L’harmonie d’un vin et sa qualité résident dans l’équilibre de ses saveurs et de ses arômes. Certaines saveurs trop prononcées en neutralisent d’autres. Plus précisément, cette harmonie se trouve, essentiellement, dans l’équilibre entre les goûts sucrés, acides et amers.
L’équilibre des vins blancs secs est le plus simple car il ne comporte que deux éléments : l’acidité et l’alcool qui provoquent la sensation moelleuse. Cet équilibre doit être nuancé selon le type de vin. En effet, en fonction des critères de typicité des vins, le caractère acide pourra être jugé comme faisant partie de son style ou comme un défaut.
L’équilibre des vins blancs moelleux est modifié par la présence de sucres résiduels dans le vin. Les sensations alcooliques et sucrées dominent souvent les sensations acides. Plus le vin est sucré, plus il demande un fort degré d’alcool pour rester harmonieux afin de ne pas tomber dans des notes pâteuses. L’équilibre des vins rouges comporte, lui, trois éléments : le moelleux, l’acidité et la force tannique. Le moelleux, provenant principalement du degré alcoolique, vient équilibrer l’acidité et l’astringence. Par exemple, à degré alcoolique égal, un vin peu tannique (comme un vin primeur) peut supporter une acidité plus importante qu’un vin riche en tanins. De plus, un vin avec une forte acidité doit être équilibré par un degré alcoolique élevé et un vin très tannique, par une acidité basse et un fort degré d’alcool. En outre, un vin peu acide et peu tannique n’a pas besoin d’un fort degré d’alcool.

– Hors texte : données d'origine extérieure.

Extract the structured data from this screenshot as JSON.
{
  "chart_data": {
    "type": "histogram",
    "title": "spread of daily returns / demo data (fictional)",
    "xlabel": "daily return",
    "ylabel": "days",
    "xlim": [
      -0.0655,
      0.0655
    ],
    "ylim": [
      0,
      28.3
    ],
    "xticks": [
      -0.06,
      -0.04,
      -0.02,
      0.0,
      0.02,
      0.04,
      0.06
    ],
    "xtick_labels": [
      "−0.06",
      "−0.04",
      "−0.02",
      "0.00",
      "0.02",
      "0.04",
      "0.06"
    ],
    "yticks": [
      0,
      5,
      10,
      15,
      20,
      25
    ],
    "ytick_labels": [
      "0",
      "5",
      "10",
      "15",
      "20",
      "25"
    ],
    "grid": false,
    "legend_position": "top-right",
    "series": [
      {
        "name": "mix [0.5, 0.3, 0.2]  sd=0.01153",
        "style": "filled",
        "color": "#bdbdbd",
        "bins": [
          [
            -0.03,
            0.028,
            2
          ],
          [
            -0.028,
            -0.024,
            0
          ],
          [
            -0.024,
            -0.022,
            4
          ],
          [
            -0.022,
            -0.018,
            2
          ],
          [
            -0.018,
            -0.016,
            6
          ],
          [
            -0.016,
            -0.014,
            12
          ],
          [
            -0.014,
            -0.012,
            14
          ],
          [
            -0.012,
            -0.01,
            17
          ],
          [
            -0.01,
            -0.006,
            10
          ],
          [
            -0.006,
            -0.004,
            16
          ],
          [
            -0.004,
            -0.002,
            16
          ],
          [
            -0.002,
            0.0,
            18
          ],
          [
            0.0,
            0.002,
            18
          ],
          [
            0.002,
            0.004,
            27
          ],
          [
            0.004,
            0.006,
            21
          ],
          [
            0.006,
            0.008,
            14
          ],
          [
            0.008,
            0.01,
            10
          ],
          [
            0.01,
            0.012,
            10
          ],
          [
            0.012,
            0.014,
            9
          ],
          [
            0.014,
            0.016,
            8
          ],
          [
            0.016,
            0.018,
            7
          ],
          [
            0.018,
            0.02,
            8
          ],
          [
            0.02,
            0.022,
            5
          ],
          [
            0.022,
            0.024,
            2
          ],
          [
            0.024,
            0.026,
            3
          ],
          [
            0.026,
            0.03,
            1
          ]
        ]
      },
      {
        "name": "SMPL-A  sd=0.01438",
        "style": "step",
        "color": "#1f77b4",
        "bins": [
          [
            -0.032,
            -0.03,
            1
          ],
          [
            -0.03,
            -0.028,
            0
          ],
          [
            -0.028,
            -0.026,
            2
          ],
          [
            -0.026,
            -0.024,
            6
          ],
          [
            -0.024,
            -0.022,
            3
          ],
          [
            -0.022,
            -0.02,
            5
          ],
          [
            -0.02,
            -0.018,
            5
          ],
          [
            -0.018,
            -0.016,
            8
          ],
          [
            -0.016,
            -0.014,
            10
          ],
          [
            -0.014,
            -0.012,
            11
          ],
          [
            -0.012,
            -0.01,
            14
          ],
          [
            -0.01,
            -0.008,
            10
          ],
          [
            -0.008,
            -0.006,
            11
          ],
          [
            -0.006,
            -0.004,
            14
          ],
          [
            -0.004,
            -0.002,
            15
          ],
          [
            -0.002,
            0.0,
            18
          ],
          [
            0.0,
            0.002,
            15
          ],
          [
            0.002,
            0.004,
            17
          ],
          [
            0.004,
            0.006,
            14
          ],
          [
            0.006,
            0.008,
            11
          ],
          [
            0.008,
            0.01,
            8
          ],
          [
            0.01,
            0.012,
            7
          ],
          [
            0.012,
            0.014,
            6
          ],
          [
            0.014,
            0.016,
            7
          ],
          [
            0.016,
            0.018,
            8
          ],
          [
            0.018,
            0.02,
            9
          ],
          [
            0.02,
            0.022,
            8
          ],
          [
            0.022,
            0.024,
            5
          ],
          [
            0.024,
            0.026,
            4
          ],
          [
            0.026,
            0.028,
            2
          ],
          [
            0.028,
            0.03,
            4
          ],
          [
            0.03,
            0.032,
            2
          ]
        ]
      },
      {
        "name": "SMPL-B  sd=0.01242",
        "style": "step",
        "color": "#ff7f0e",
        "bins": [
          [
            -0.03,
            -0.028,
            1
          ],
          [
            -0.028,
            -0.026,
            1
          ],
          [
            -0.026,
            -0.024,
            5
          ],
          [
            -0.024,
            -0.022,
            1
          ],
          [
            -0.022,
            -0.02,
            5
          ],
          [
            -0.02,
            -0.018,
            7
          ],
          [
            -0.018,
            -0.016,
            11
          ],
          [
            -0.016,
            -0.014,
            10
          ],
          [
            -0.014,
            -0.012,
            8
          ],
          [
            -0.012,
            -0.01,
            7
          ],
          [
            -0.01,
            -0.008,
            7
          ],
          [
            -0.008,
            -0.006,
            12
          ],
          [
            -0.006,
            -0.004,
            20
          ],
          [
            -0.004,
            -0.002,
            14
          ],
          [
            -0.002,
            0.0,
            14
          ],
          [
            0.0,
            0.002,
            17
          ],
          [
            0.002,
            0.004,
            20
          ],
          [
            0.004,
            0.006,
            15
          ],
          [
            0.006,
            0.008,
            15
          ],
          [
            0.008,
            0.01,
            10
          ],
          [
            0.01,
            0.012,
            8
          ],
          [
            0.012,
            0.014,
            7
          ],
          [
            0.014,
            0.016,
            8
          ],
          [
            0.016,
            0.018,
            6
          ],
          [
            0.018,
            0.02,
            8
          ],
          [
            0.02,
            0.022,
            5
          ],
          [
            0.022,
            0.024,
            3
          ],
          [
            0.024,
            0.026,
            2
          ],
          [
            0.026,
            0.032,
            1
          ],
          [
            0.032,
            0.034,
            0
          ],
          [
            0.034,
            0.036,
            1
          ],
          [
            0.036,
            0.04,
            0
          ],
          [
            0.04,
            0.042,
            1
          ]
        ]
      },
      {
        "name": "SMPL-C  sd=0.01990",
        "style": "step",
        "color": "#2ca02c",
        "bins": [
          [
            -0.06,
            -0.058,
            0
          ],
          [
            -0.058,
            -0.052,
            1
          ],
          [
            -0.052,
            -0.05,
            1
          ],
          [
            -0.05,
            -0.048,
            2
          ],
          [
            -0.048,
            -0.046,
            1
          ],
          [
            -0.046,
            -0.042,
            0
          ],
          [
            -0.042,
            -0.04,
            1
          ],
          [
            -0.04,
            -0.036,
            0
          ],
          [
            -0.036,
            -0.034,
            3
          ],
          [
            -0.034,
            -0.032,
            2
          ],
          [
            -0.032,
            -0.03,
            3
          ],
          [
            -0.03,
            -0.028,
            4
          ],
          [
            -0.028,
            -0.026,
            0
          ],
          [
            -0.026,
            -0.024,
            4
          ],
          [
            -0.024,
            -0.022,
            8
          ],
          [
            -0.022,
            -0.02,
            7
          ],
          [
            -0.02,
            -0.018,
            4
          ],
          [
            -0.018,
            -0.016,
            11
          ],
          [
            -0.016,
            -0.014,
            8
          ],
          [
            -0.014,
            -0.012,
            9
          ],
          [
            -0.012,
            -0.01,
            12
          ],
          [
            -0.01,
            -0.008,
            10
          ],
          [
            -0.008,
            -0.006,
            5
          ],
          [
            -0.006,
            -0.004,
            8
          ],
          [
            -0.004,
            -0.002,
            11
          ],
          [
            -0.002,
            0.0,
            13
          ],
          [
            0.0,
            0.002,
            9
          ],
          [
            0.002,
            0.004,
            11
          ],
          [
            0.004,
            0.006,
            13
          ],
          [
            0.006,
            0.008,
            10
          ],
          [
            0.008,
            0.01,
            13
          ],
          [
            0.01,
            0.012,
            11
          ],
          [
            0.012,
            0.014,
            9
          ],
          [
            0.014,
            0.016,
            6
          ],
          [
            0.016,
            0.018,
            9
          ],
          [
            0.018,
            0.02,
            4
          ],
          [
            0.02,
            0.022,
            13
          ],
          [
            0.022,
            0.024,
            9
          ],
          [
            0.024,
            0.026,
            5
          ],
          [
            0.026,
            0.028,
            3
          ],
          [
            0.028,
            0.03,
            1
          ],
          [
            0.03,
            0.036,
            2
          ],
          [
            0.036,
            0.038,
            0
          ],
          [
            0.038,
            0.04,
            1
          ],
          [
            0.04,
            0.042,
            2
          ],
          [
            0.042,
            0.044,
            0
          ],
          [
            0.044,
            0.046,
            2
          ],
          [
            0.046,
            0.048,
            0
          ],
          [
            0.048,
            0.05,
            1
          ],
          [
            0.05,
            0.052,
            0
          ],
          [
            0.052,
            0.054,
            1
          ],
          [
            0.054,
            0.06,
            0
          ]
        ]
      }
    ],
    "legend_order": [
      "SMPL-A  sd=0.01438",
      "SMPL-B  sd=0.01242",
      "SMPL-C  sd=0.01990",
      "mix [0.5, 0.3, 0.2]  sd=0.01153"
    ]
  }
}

L’apprentissage des arômes et des goûts n’échappe pas aux règles de la connaissance : on ne reconnaît que ce que l’on connaît. L’art de la dégustation réside donc dans le souvenir des sensations et perceptions enregistrées au fil des expériences. On ne peut connaître le vin qu’en enrichissant sa mémoire, la seule façon de l’enrichir étant de déguster.